Getting right with God

Founded by Eddy in the late 1800s, Christian Science has been the target of much criticism — and misunderstanding, adherents say — largely due to the fact that Christian Scientists don’t, as a rule, visit a doctor when they’re sick (or, for that matter, believe that illness is anything more than an illusion that can be cured through prayer and a closer kinship with God). Christian Scientists believe the type of healing practiced by Jesus is possible today through prayer and communion with God.

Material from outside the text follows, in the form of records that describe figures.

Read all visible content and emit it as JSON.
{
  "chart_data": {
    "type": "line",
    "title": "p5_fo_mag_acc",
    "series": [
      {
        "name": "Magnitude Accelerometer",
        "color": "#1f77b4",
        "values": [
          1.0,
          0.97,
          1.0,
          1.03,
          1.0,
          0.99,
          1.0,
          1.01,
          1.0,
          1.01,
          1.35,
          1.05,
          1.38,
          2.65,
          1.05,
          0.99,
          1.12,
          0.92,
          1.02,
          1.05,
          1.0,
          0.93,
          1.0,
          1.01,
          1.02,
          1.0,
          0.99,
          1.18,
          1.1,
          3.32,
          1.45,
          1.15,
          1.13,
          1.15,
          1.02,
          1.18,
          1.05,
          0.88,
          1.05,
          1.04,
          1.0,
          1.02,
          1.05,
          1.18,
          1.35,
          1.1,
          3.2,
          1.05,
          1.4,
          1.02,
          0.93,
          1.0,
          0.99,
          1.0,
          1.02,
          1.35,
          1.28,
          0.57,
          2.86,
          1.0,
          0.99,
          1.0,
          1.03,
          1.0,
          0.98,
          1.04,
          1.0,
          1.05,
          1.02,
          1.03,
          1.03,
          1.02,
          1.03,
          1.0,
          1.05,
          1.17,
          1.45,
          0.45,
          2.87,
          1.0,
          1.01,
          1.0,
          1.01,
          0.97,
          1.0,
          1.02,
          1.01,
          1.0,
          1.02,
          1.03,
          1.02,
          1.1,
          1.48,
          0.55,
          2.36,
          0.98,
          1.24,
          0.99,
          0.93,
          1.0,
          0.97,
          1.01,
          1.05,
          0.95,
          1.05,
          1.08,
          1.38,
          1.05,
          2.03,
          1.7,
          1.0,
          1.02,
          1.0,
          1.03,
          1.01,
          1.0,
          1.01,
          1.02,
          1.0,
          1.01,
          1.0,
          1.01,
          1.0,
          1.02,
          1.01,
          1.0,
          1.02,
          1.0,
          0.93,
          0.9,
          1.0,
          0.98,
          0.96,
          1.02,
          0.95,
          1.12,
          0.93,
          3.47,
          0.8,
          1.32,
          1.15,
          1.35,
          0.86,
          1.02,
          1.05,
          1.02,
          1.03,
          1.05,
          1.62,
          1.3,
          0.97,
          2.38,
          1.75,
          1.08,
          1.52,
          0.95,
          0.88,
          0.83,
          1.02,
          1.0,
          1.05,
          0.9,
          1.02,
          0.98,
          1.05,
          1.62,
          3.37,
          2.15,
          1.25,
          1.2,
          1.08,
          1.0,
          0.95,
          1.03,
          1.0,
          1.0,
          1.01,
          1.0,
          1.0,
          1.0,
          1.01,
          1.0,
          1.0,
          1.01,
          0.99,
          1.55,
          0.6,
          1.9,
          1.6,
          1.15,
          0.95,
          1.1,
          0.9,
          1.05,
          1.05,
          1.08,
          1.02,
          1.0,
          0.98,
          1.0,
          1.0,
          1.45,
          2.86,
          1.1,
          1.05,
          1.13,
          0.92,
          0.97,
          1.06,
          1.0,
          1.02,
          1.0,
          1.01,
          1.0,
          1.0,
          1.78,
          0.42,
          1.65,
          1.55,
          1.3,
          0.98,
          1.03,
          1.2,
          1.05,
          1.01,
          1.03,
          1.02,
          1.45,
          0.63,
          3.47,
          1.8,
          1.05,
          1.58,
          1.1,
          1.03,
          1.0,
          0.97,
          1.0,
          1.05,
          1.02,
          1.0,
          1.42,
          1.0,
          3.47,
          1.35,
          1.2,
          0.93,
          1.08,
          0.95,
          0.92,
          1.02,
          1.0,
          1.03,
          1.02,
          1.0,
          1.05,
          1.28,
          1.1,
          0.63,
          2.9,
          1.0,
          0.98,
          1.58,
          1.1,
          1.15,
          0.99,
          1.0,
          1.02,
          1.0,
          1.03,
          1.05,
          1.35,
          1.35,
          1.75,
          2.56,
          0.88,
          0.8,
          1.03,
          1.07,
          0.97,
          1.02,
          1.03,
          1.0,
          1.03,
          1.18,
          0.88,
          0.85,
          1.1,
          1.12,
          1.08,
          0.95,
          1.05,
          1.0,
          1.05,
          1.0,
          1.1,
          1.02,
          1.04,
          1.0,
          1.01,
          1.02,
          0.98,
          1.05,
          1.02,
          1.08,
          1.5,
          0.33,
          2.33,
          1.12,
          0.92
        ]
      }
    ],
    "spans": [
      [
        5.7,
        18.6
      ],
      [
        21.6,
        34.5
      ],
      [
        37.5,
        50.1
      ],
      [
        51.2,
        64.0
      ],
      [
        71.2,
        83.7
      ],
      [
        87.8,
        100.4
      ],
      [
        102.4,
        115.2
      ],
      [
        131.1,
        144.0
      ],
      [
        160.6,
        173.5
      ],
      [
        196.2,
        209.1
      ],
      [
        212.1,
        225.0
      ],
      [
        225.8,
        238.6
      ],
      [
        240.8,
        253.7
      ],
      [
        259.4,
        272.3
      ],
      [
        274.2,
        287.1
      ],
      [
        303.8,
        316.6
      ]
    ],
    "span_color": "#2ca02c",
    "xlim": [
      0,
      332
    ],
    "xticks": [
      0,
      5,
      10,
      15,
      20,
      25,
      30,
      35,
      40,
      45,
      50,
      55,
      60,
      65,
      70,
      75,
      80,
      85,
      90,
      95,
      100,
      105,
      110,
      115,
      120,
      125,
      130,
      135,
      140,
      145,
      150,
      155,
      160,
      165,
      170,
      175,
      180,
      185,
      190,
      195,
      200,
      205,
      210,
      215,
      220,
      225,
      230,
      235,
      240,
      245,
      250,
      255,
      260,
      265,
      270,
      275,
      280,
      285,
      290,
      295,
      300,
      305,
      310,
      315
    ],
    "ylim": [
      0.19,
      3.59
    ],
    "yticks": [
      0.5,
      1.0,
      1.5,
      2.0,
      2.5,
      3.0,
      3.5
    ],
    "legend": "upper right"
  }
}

Baker was said to have founded Christian Science after being miraculously healed through prayer after a debilitating fall on the ice.

“She spent the next three years alone, just studying the Bible and praying — and she discovered the secret of how Jesus heals,” Kelly said. “It’s a science that she discovered. It was always going on, except you had to be spiritually minded to discern it.”

The Christian Science emblem features a crown and cross and the words, “Heal the sick, raise the dead, cleanse the lepers, cast out demons” (from Matthew chapter 10, verse 8 of the Bible).

“We come to learn in Christian Science that it’s God’s will for us to be well,” said reading room librarian Christina Welton. “That He sent his Son for three years, healing every kind of discord or disease that would confront Him, is to me very clear evidence that it is God’s will for us to be well, happy, provided for and content.”

Adherents say the “science” behind Christian Science isn’t as fanciful as some make it out to be. They cite studies that affirm the power of positive thinking, or of people who have been healed when a placebo is administered in lieu of an actual pharmaceutical drug.